The midbrain is in charge of controlling eye movement, as well as processing visual and auditory information. The pons is located below the midbrain, and is essentially a group of nerves that helps connect various parts of the brain together. These groups of nerves are also involved in controlling facial movement and transmitting sensory information. Finally, the medulla oblongata is located in the lowest part of the brain. It controls the function of the heart and lungs, such as but not limited to - sneezing, breathing, and swallowing.

Figure 7: A diagram of the brainstem, which is split into the midbrain (blue), pons (red), and medulla (purple). The functions of each part are outlined briefly in the diagram. This figure is adapted from OpenStax.

Chemical imbalances, memory, and sleep - real life implications of neurobiology

Although this overview is a cursory look at the role neurotransmitters play in the nervous system, their action on the body and the brain may have large repercussions on their functions.

An imbalance in certain neurotransmitters may lead to the development of mental health issues, and it may even tamper with our ability to remember things.
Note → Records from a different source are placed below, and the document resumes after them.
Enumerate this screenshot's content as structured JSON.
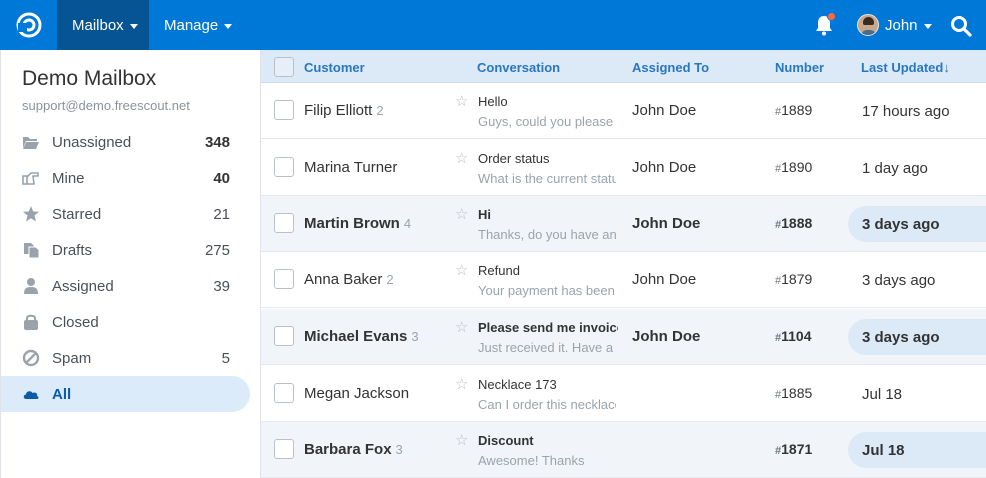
{
  "topbar": {
    "nav": [
      {
        "label": "Mailbox"
      },
      {
        "label": "Manage"
      }
    ],
    "user_name": "John"
  },
  "sidebar": {
    "mailbox_name": "Demo Mailbox",
    "mailbox_email": "support@demo.freescout.net",
    "folders": [
      {
        "label": "Unassigned",
        "count": "348",
        "icon": "folder-open-icon"
      },
      {
        "label": "Mine",
        "count": "40",
        "icon": "hand-point-icon"
      },
      {
        "label": "Starred",
        "count": "21",
        "icon": "star-icon"
      },
      {
        "label": "Drafts",
        "count": "275",
        "icon": "drafts-icon"
      },
      {
        "label": "Assigned",
        "count": "39",
        "icon": "user-icon"
      },
      {
        "label": "Closed",
        "count": "",
        "icon": "lock-icon"
      },
      {
        "label": "Spam",
        "count": "5",
        "icon": "ban-icon"
      },
      {
        "label": "All",
        "count": "",
        "icon": "cloud-icon"
      }
    ]
  },
  "table": {
    "headers": {
      "customer": "Customer",
      "conversation": "Conversation",
      "assigned": "Assigned To",
      "number": "Number",
      "updated": "Last Updated↓"
    },
    "rows": [
      {
        "customer": "Filip Elliott",
        "count": "2",
        "subject": "Hello",
        "preview": "Guys, could you please",
        "assigned": "John Doe",
        "number": "1889",
        "updated": "17 hours ago",
        "unread": false
      },
      {
        "customer": "Marina Turner",
        "count": "",
        "subject": "Order status",
        "preview": "What is the current status",
        "assigned": "John Doe",
        "number": "1890",
        "updated": "1 day ago",
        "unread": false
      },
      {
        "customer": "Martin Brown",
        "count": "4",
        "subject": "Hi",
        "preview": "Thanks, do you have any",
        "assigned": "John Doe",
        "number": "1888",
        "updated": "3 days ago",
        "unread": true
      },
      {
        "customer": "Anna Baker",
        "count": "2",
        "subject": "Refund",
        "preview": "Your payment has been",
        "assigned": "John Doe",
        "number": "1879",
        "updated": "3 days ago",
        "unread": false
      },
      {
        "customer": "Michael Evans",
        "count": "3",
        "subject": "Please send me invoice",
        "preview": "Just received it. Have a",
        "assigned": "John Doe",
        "number": "1104",
        "updated": "3 days ago",
        "unread": true
      },
      {
        "customer": "Megan Jackson",
        "count": "",
        "subject": "Necklace 173",
        "preview": "Can I order this necklace",
        "assigned": "",
        "number": "1885",
        "updated": "Jul 18",
        "unread": false
      },
      {
        "customer": "Barbara Fox",
        "count": "3",
        "subject": "Discount",
        "preview": "Awesome! Thanks",
        "assigned": "",
        "number": "1871",
        "updated": "Jul 18",
        "unread": true
      }
    ]
  }
}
For example, low levels of serotonin have been linked to the development of depression. This is why certain antidepressants that are prescribed - Prozac, for instance - act to increase the amount of serotonin in the brain.

Moreover, the brain controls a wide variety of functions that are crucial for everyday life. Therefore, to say that brain damage or malfunction would have a large impact on our day-to-day life is an understatement.

Even though this article has outlined some of the basic functions of different regions of the brain, it is still unclear how certain regions carry out their tasks, or the role that the brain plays in certain bodily functions. A good example of this would be sleep. But all in all, it is stunning to see how this organ controls so much of our life without us even consciously knowing.